Schneiderman initially looked at whether Exxon misled investors in years past about the risk of climate change, then shifted his focus to oil assets that would be "stranded" in the ground if governments move to limit carbon emissions in a bid to halt climate change.

He recently began looking at why Exxon, unlike many of its peers, had not written down the value of its oil assets after a more than 60 percent fall in crude prices.

Schneiderman's office did not comment. His own investigation faces an uphill battle against the oil giant because of the broad leeway that energy companies have under U.S. accounting rules, industry experts have told Reuters.

Exxon, without specifying its price assumptions, has repeatedly said it uses very low price assumptions when booking reserves.

Last week, Exxon said it reviewed its asset valuations in 2015, well after oil prices sank in mid-2014, and stood by its valuations. It also said it satisfactorily answered valuation questions from the SEC as recently as 2013.

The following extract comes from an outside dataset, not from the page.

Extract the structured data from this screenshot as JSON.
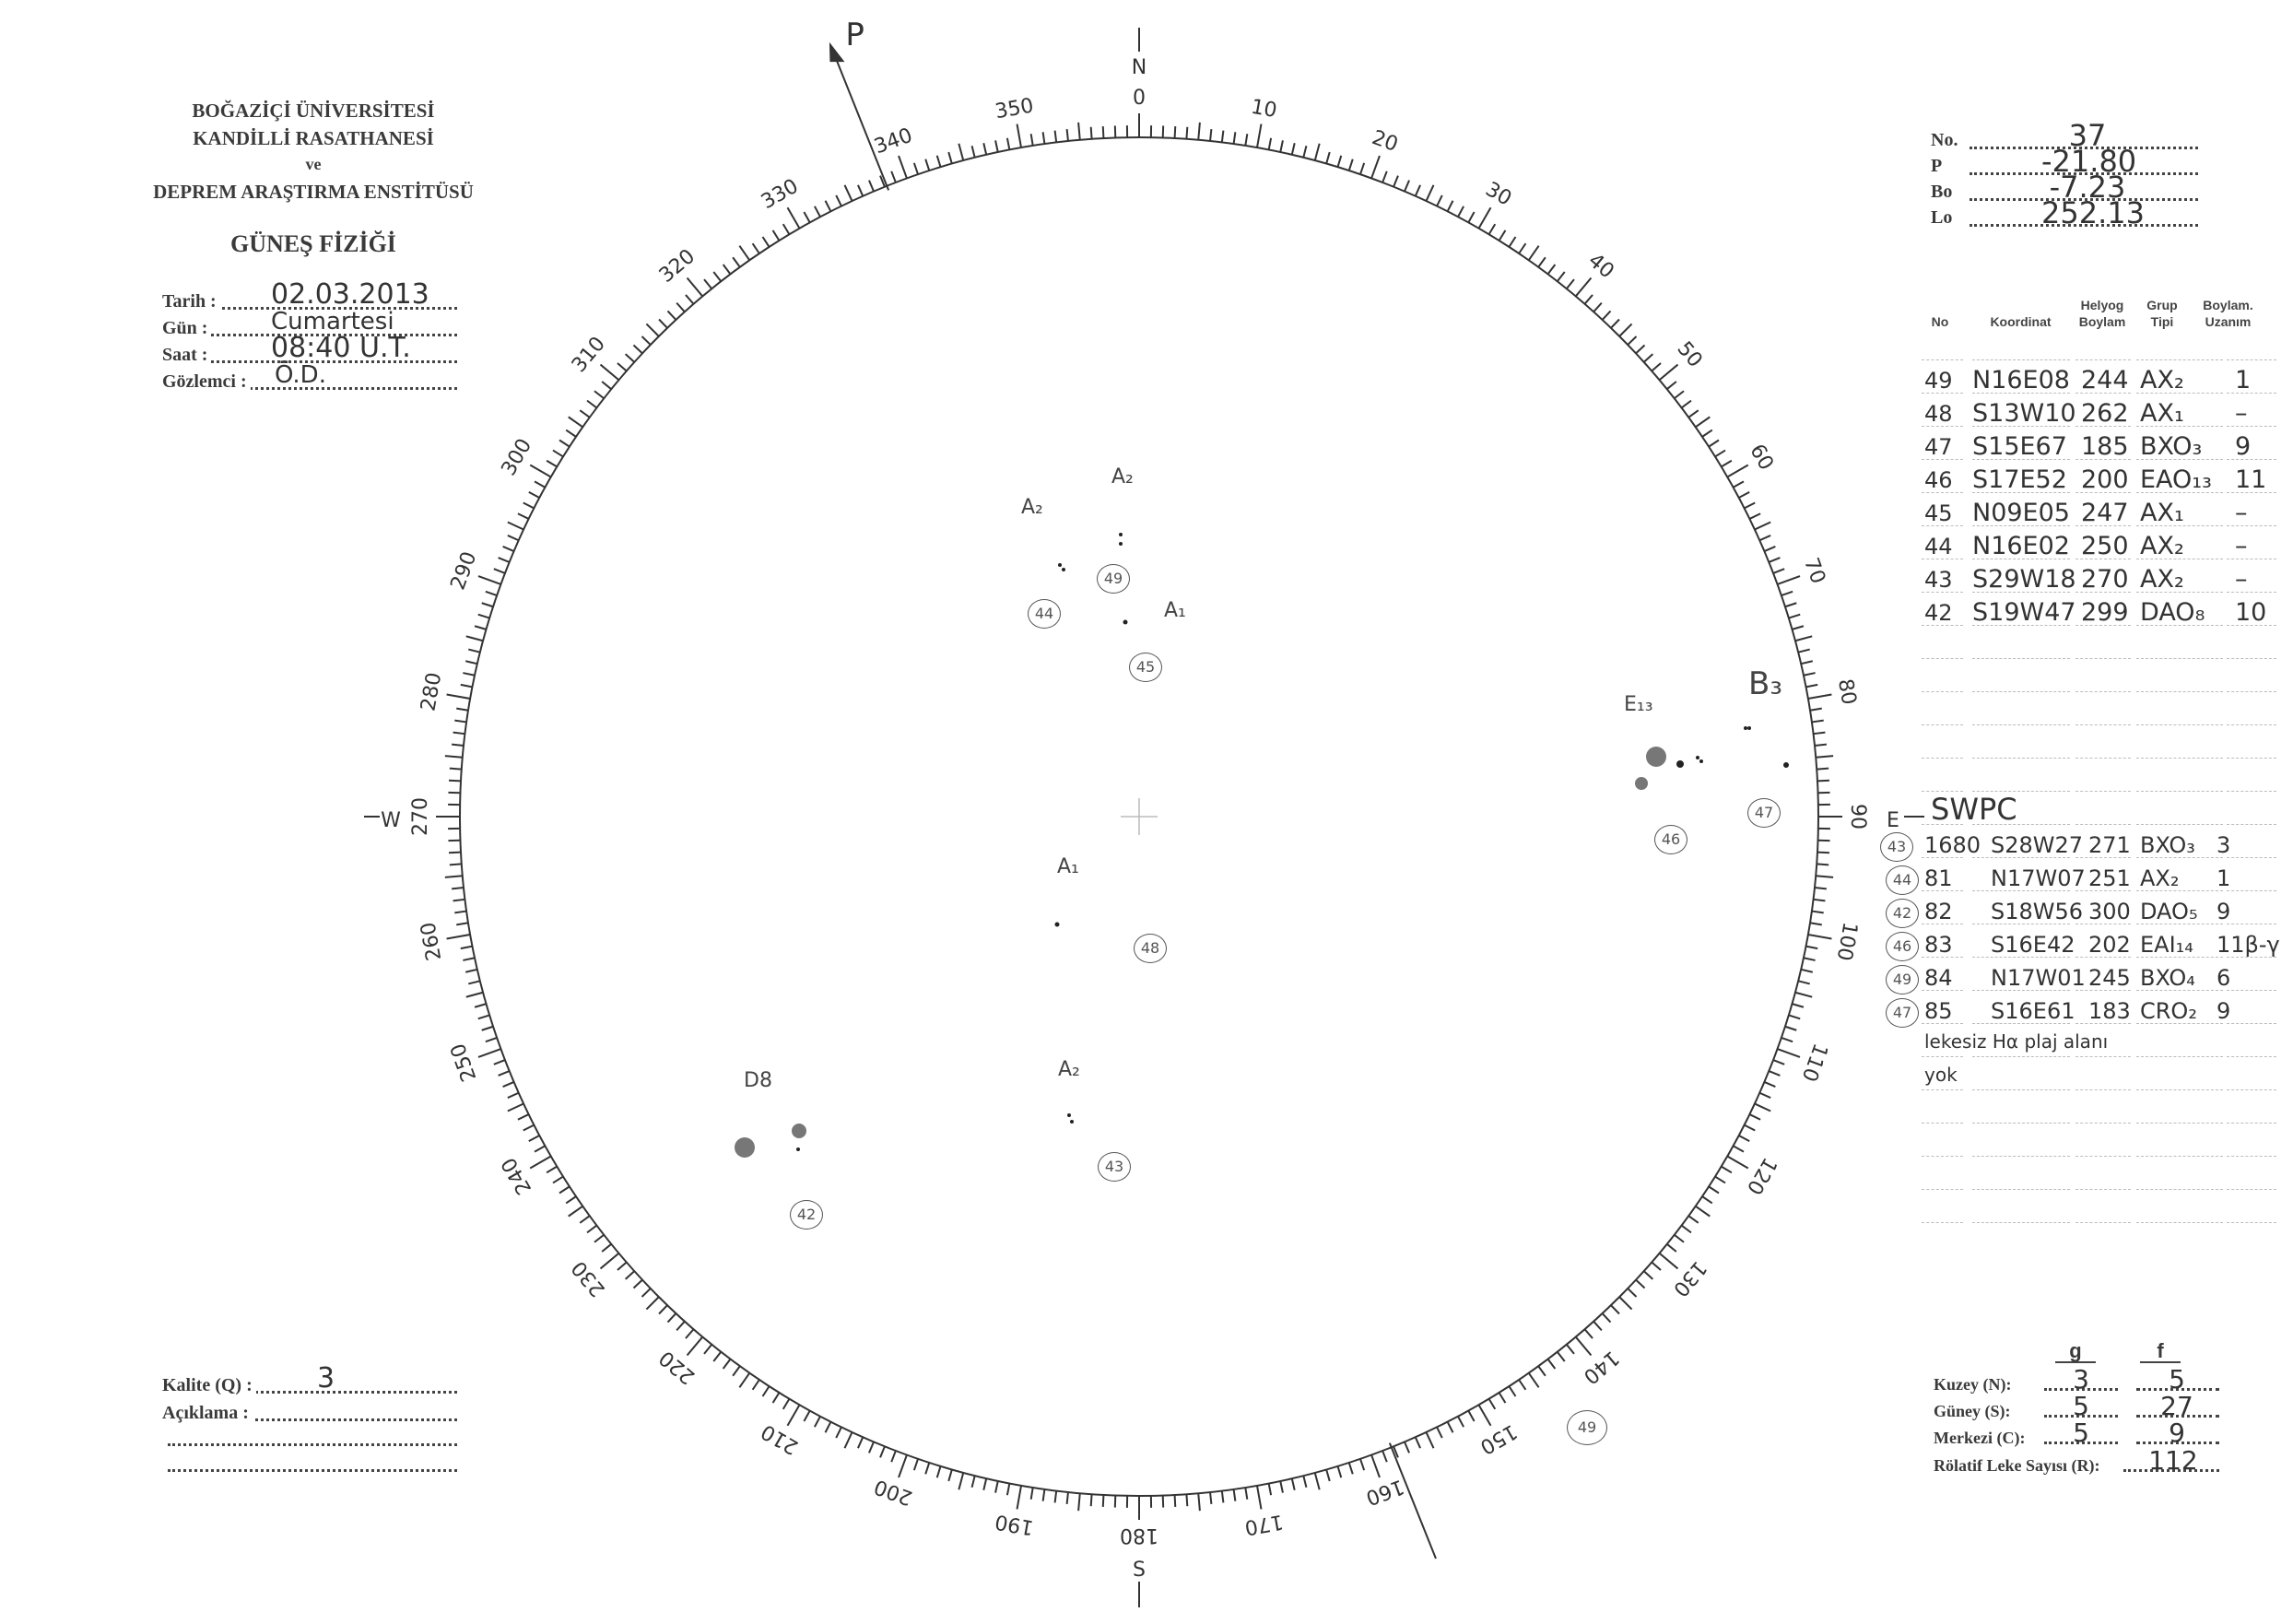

Legal scholars have said Schneiderman's casting over the last year suggested he did not have a strong case to press in court or use to force Exxon into a settlement.

Exxon said in a February filing that an assessment of its major risky assets showed that future undiscounted cash flows associated with such assets "substantially exceed" their carrying value.

Environmental group Greenpeace called the SEC probe a "welcome opportunity for transparency from the fossil fuel industry," in a Tuesday statement.